The exported data may contain:
- Customer names, email addresses, and shipping addresses
- Order history and transaction details
- Product catalogs including pricing and inventory data
- Potentially payment-related metadata depending on configuration
Detection Methods for CVE-2024-31276
Indicators of Compromise
- Unusual access patterns to WooCommerce export-related AJAX endpoints from unauthenticated users
- Unexpected export file generation or downloads in plugin directories
- Server logs showing requests to export functionality from external or suspicious IP addresses
- Anomalous spikes in database queries related to products, orders, or customer tables
Detection Strategies
- Monitor WordPress AJAX handlers (admin-ajax.php) for export-related actions from non-authenticated sessions
- Implement web application firewall (WAF) rules to detect unauthorized access attempts to WooCommerce export functionality
- Review access logs for patterns indicating automated scanning or exploitation attempts against the export-woocommerce plugin paths
- Deploy SentinelOne Singularity to detect and alert on suspicious file system activity related to export file creation
Monitoring Recommendations
- Enable detailed logging for all WooCommerce export operations and correlate with user authentication status
- Configure alerts for any export operations initiated without proper WordPress administrator authentication
- Monitor outbound data transfers for large volumes of customer or order data that may indicate exfiltration
- Regularly audit plugin versions across WordPress installations to identify vulnerable deployments
How to Mitigate CVE-2024-31276
Immediate Actions Required
- Update the WPFactory Products, Order & Customers Export for WooCommerce plugin to a version newer than 2.0.8 immediately
- Audit access logs to determine if the vulnerability has been exploited prior to patching
- Review any exported files on the server to ensure no unauthorized exports have occurred
- Consider temporarily disabling the plugin if an update is not immediately available
Patch Information
Organizations should update to the latest version of the WPFactory Products, Order & Customers Export for WooCommerce plugin that addresses this vulnerability. The patch implements proper authorization checks to ensure only authenticated administrators with appropriate capabilities can access export functionality.

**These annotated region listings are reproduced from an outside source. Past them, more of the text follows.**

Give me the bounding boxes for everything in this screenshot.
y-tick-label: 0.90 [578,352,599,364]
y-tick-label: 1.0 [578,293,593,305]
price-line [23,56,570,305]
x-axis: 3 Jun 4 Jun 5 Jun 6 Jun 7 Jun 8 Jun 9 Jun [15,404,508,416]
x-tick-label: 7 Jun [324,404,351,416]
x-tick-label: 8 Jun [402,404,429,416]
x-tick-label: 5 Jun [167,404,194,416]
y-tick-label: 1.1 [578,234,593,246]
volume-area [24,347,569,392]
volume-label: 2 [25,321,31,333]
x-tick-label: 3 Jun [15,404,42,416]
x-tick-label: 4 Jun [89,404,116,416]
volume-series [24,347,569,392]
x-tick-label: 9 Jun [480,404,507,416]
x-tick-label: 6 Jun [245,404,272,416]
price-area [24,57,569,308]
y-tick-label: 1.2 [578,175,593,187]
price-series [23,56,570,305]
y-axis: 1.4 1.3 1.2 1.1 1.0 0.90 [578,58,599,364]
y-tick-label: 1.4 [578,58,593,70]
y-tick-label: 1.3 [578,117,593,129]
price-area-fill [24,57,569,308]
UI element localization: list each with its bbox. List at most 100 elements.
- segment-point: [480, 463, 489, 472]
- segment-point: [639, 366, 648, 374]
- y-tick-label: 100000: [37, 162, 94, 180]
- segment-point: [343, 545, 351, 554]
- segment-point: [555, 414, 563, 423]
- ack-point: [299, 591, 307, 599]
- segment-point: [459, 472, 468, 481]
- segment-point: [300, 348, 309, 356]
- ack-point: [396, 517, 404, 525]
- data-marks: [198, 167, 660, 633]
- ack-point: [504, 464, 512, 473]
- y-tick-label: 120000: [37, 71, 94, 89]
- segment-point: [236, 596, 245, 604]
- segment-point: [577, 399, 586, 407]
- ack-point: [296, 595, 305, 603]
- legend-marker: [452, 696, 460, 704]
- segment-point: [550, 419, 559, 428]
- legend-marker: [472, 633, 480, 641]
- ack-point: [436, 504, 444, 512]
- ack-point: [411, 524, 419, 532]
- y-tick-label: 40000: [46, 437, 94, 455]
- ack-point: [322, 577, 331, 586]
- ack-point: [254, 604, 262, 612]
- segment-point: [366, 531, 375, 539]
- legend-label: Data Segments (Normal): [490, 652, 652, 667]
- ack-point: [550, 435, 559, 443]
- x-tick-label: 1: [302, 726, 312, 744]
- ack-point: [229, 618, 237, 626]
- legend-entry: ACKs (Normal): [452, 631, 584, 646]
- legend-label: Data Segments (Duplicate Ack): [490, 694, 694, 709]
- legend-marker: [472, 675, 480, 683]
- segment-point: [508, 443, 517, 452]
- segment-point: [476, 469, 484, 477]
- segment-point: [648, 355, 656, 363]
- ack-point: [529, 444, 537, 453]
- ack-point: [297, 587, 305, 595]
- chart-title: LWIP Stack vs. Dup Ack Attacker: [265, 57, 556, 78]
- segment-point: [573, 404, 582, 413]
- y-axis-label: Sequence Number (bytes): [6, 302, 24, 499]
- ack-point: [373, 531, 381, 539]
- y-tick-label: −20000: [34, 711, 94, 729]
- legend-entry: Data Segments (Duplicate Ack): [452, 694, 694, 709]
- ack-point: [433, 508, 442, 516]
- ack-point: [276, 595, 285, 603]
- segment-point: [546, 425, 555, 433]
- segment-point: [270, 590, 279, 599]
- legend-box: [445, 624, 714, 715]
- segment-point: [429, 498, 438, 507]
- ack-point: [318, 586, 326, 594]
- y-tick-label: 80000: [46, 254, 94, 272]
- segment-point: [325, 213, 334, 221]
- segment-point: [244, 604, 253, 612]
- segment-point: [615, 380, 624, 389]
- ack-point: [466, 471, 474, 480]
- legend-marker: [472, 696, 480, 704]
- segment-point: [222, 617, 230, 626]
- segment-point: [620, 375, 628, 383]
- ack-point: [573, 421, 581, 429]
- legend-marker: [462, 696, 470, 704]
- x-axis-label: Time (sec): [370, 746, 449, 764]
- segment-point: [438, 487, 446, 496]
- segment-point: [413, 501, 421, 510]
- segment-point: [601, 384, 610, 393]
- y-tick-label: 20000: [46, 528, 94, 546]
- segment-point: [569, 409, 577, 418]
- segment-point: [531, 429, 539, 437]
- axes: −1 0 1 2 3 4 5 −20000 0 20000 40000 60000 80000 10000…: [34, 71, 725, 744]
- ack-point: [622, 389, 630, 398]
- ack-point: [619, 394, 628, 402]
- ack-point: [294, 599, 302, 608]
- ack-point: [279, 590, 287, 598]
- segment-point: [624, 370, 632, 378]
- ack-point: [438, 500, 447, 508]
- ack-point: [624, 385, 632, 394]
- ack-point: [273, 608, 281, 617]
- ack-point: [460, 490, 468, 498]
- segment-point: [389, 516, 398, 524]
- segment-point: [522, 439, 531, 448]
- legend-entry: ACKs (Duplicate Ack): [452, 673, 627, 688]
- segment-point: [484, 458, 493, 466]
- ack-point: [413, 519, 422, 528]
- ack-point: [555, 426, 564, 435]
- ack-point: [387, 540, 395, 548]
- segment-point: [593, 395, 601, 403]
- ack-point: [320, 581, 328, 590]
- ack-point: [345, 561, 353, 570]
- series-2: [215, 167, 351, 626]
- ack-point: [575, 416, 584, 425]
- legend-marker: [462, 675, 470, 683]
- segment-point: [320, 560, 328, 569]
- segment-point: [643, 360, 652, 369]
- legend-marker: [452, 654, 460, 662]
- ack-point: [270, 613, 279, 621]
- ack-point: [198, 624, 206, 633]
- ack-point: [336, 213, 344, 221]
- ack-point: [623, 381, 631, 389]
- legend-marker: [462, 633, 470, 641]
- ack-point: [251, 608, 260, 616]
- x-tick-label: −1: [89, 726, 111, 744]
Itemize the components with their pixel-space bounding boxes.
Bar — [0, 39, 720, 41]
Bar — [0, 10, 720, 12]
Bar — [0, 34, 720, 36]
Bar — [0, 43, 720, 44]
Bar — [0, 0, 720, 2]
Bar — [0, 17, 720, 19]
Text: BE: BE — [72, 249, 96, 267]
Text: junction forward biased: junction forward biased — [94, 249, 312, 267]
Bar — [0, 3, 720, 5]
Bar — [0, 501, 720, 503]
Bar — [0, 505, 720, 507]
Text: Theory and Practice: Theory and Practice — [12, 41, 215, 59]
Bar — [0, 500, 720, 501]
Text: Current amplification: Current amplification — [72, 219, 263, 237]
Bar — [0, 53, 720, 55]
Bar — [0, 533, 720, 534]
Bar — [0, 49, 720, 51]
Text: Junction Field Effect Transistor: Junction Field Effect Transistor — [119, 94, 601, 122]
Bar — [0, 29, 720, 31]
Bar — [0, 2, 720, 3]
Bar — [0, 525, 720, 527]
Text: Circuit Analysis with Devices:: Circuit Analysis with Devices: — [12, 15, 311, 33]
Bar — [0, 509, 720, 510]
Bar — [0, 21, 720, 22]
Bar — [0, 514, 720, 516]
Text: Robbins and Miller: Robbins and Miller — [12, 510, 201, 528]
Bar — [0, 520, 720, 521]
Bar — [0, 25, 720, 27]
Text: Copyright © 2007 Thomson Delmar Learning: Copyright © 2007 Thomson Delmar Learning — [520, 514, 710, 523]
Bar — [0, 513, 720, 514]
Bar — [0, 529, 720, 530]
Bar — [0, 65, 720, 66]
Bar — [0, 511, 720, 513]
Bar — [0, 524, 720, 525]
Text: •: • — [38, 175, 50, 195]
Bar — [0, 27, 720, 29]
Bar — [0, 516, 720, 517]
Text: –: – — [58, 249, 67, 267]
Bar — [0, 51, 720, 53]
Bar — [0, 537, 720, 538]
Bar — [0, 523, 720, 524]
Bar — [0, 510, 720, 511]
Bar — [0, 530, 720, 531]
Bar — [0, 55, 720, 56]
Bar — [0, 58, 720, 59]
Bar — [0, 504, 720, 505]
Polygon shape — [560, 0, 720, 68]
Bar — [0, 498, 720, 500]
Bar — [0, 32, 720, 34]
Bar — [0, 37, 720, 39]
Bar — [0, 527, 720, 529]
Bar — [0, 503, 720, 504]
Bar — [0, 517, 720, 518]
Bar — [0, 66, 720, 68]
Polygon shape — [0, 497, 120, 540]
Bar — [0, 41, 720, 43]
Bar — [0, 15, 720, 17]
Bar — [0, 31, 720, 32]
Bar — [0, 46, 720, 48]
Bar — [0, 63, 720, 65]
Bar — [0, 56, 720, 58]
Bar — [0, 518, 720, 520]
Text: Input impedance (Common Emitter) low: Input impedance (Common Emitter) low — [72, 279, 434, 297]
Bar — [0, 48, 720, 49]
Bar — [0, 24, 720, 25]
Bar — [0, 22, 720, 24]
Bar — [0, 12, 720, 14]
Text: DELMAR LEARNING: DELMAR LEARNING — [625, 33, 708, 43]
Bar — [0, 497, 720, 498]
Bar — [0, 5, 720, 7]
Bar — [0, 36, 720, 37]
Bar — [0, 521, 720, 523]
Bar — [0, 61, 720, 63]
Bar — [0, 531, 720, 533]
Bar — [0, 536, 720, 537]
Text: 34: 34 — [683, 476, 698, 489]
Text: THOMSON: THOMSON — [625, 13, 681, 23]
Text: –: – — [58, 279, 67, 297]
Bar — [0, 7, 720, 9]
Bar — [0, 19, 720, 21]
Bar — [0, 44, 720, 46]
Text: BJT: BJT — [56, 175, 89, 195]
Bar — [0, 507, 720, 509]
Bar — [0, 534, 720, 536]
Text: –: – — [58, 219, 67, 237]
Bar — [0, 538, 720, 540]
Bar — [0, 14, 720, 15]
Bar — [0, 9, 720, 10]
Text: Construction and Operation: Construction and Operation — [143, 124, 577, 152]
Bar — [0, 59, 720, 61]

For detailed vulnerability information and patch verification, refer to the Patchstack WooCommerce Vulnerability Report.
Workarounds
- Restrict access to WordPress admin AJAX endpoints at the web server level using IP allowlisting for administrative functions
- Implement a web application firewall rule to block unauthenticated requests to export-related endpoints
- Disable the plugin entirely until a patched version can be deployed
- Use WordPress security plugins that can add additional capability checks to vulnerable endpoints
- Consider isolating WooCommerce stores behind a VPN or additional authentication layer for administrative functions
# Apache .htaccess example to restrict admin-ajax.php access
<Files admin-ajax.php>
<RequireAny>
Require ip 10.0.0.0/8
Require ip 192.168.0.0/16
Require ip 172.16.0.0/12
</RequireAny>
</Files>
Disclaimer: This content was generated using AI. While we strive for accuracy, please verify critical information with official sources.